GIOVANNI DA CAMPIONE
(b. ca. 1320, Campione, d. ca. 1375, Campione)

Tomb of Cangrande della Scala (detail)

c. 1333
Marble
Santa Maria Antica, Verona

An unbroken evolution of equestrian statues in a funerary context occurred in trecento Verona. It started with a small relief on the sarcophagus of Alberto I della Scala (died 1301) inside Santa Maria Antica, With Giovanni Campione's outdoor tomb of Cangrande della Scala (died 1329) the equestrian became freestanding and life-size. The tomb crowns the portal of the church, a copy replacing the original, now in Museo del Castelvecchio.

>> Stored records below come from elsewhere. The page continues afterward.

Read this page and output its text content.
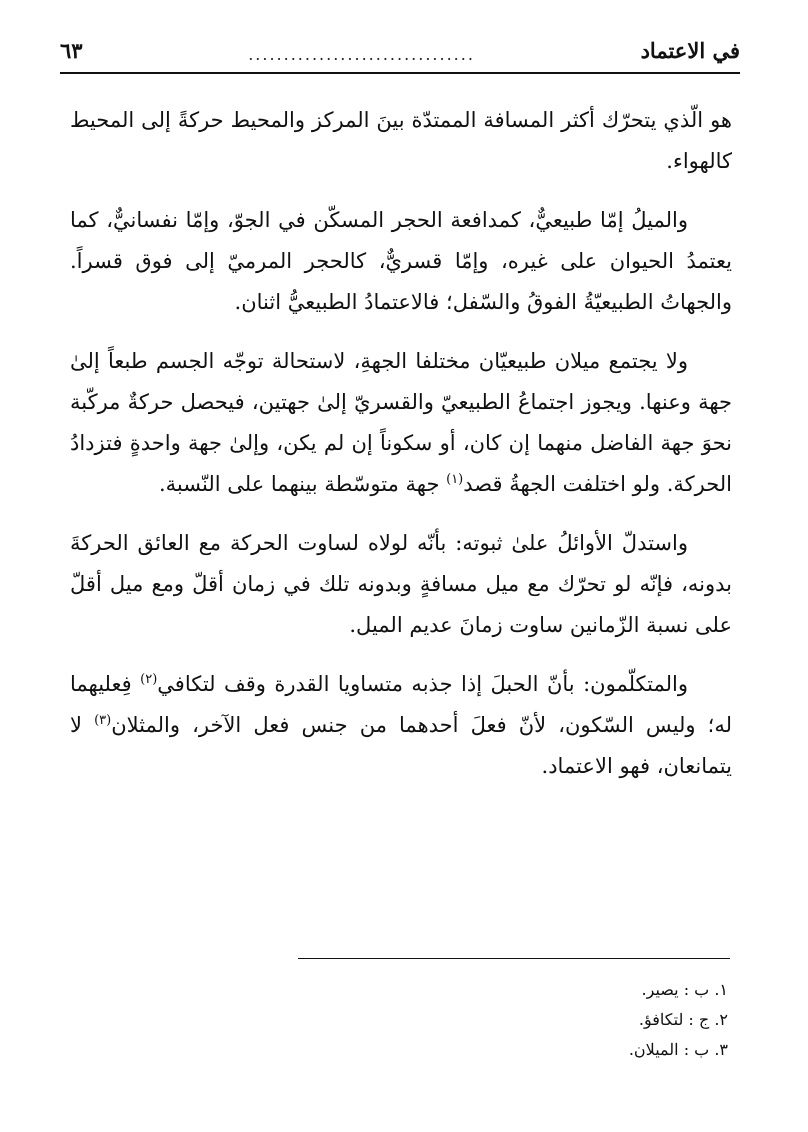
في الاعتماد
................................
٦٣

هو الّذي يتحرّك أكثر المسافة الممتدّة بينَ المركز والمحيط حركةً إلى المحيط كالهواء.

والميلُ إمّا طبيعيٌّ، كمدافعة الحجر المسكّن في الجوّ، وإمّا نفسانيٌّ، كما يعتمدُ الحيوان على غيره، وإمّا قسريٌّ، كالحجر المرميّ إلى فوق قسراً. والجهاتُ الطبيعيّةُ الفوقُ والسّفل؛ فالاعتمادُ الطبيعيُّ اثنان.

ولا يجتمع ميلان طبيعيّان مختلفا الجهةِ، لاستحالة توجّه الجسم طبعاً إلىٰ جهة وعنها. ويجوز اجتماعُ الطبيعيّ والقسريّ إلىٰ جهتين، فيحصل حركةٌ مركّبة نحوَ جهة الفاضل منهما إن كان، أو سكوناً إن لم يكن، وإلىٰ جهة واحدةٍ فتزدادُ الحركة. ولو اختلفت الجهةُ قصد$^{(١)}$ جهة متوسّطة بينهما على النّسبة.

واستدلّ الأوائلُ علىٰ ثبوته: بأنّه لولاه لساوت الحركة مع العائق الحركةَ بدونه، فإنّه لو تحرّك مع ميل مسافةٍ وبدونه تلك في زمان أقلّ ومع ميل أقلّ على نسبة الزّمانين ساوت زمانَ عديم الميل.

والمتكلّمون: بأنّ الحبلَ إذا جذبه متساويا القدرة وقف لتكافي$^{(٢)}$ فِعليهما له؛ وليس السّكون، لأنّ فعلَ أحدهما من جنس فعل الآخر، والمثلان$^{(٣)}$ لا يتمانعان، فهو الاعتماد.

١. ب : يصير.
٢. ج : لتكافؤ.
٣. ب : الميلان.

Cangrande is in full armour, his winged helmet thrown back and his sword held aloft. His look of self-satisfaction and lordly insouciance are blatant and his slightly awkward smile reminds one of Archaic Greek figures.

This work, not without Germanic influence, spawned a northern Italian tradition for equestrian monuments; Cangrande's successors were also honoured with nearby tombs whose equestrian images lack the vigorous impertinence of Cangrande.

The equestrian statue was attributed to Giovanni da Campione on the basis of strong similarities between the equestrian statue of St Alexander by Giovanni da Campione in the Santa Maria Maggiore in Bergamo and that of Cangrande della Scala in Verona. However, this attribution is rejected by many scholars.